Hello,
On Thu, Dec 5, 2019 at 11:14 AM Pengzhou Tang <ptang@pivotal.io> wrote:
>
> When hacking the Zedstore, we need to get a more accurate statistic for zedstore and we
> faced some restrictions:
> 1) acquire_sample_rows() always use RelationGetNumberOfBlocks to generate sampling block
> numbers, this is not friendly for zedstore which wants to use a logical block number and might also
> not friendly to non-block-oriented Table AMs.
> 2) columns of zedstore table store separately, so columns in a row have a different physical position,
> tid in a tuple is invalid for zedstore which means the correlation statistic is incorrect for zedstore.
> 3) RelOptInfo->pages is not correct for Zedstore if we only access partial of the columns which make
> the IO cost much higher than the actual cost.
>
> For 1) and 2), we propose to extend existing ANALYZE-scan table AM routines in patch
> "0001-ANALYZE-tableam-API-change.patch" which add three more APIs:
> scan_analyze_beginscan(), scan_analyze_sample_tuple(), scan_analyze_endscan(). This provides
> more convenience and table AMs can take more control of every step of sampling rows.

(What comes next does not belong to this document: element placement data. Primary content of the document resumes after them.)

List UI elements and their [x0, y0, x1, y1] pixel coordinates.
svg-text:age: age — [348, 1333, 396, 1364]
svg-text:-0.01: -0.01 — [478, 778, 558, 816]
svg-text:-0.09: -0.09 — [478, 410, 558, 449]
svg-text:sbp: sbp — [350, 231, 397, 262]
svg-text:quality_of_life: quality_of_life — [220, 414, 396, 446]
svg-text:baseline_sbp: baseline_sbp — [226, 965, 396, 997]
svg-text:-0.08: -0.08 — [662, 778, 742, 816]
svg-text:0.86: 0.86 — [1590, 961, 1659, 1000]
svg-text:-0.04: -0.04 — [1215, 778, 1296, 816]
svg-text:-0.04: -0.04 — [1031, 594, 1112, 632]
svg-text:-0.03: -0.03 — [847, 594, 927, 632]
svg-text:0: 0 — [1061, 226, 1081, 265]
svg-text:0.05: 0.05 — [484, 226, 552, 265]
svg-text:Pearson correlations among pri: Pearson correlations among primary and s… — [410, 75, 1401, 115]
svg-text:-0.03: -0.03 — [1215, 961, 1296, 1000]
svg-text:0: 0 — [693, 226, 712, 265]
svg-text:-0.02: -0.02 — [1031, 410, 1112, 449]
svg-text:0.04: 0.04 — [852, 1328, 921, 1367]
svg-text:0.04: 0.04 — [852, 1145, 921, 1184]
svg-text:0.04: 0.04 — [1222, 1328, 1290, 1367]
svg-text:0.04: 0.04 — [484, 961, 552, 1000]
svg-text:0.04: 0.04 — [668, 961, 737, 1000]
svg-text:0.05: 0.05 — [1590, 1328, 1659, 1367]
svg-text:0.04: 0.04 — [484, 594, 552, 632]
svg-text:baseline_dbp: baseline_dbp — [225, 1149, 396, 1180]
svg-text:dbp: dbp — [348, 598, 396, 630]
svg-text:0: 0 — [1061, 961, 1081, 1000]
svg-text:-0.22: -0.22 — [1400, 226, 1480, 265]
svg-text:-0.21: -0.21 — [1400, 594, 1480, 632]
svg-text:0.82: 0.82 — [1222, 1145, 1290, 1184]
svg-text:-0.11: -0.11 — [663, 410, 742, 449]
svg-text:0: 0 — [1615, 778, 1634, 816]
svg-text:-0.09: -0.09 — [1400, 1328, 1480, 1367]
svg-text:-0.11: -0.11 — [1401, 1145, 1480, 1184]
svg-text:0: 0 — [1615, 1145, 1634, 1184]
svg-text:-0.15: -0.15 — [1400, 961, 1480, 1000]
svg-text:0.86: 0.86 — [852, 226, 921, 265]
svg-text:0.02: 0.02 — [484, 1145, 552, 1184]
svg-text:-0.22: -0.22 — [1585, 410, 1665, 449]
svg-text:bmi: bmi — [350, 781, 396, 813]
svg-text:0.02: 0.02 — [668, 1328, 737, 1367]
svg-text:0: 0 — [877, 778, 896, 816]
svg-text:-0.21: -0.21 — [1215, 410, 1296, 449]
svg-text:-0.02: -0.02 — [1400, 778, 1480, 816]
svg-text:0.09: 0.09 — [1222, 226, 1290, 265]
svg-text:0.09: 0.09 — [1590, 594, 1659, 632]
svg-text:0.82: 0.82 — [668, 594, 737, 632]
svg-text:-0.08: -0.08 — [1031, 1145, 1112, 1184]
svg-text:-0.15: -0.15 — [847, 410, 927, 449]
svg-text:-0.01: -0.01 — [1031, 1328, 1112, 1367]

Meanwhile,
> with the new structure named "AcquireSampleContext", we can acquire extra info (eg: physical position,
> physical size) except the real columns values.
>
> For 3), we hope we can have a similar mechanism with RelOptInfo->rows which is calculated from
> (RelOptInfo->tuples * Selectivity), we can calculate RelOptInfo->pages with a page selectivity which
> is base on the selected zedstore columns. 0002-Planner-can-estimate-the-pages-based-on-the-columns-.patch
> shows one idea that adding the `stadiskfrac` to pg_statistic and planner use it to estimate the
> RelOptInfo->pages.
>
> 0003-ZedStore-use-extended-ANAlYZE-API.patch is attached to only show how Zedstore use the
> previous patches to achieve:
> 1. use logical block id to acquire the sample rows.
> 2. can only acquire sample rows from specified column c1, this is used when user only analyze table
> on specified columns eg: "analyze zs (c1)".
> 3 when ANALYZE, zedstore table AM provided extra disksize info, then ANALYZE compute the
> physical fraction statistic of each column and planner use it to estimate the IO cost based on
> the selected columns.
I couldn't find an entry for that patchset in the next commitfest.
Could you register it so that it won't be forgotten?